[Astoria by Washington Irving]@TWC D-Link bookAstoria CHAPTER XII 4/10
Such is the hardihood of the Indian trader.
In the heart of a savage and unknown country, seven hundred miles from the main body of his fellow-adventurers, Stuart had dismissed half of his little number, and was prepared with the residue to brave all the perils of the wilderness, and the rigors of a long and dreary winter. With the return party came a Canadian creole named Regis Brugiere and an Iroquois hunter, with his wife and two children.
As these two personages belong to certain classes which have derived their peculiar characteristics from the fur trade, we deem some few particulars concerning them pertinent to the nature of this work. Brugiere was of a class of beaver trappers and hunters technically called "Freemen," in the language of the traders.

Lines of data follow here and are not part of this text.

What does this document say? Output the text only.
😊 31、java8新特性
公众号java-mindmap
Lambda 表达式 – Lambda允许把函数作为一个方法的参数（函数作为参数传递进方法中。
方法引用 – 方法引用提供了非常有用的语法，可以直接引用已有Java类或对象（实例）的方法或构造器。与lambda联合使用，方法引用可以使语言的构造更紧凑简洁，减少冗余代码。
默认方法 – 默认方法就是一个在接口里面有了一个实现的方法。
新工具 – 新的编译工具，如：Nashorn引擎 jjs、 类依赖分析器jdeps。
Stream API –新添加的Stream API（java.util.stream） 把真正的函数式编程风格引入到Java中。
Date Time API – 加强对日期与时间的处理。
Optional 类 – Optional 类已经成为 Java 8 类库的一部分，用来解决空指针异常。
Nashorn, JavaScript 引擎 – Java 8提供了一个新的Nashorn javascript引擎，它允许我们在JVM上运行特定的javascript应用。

They are generally Canadians by birth, and of French descent, who have been employed for a term of years by some fur company, but, their term being expired, continue to hunt and trap on their own account, trading with the company like the Indians.
Hence they derive their appellation of Freemen, to distinguish them from the trappers who are bound for a number of years, and receive wages, or hunt on shares. Having passed their early youth in the wilderness, separated almost entirely from civilized man, and in frequent intercourse with the Indians, they relapse, with a facility common to human nature, into the habitudes of savage life.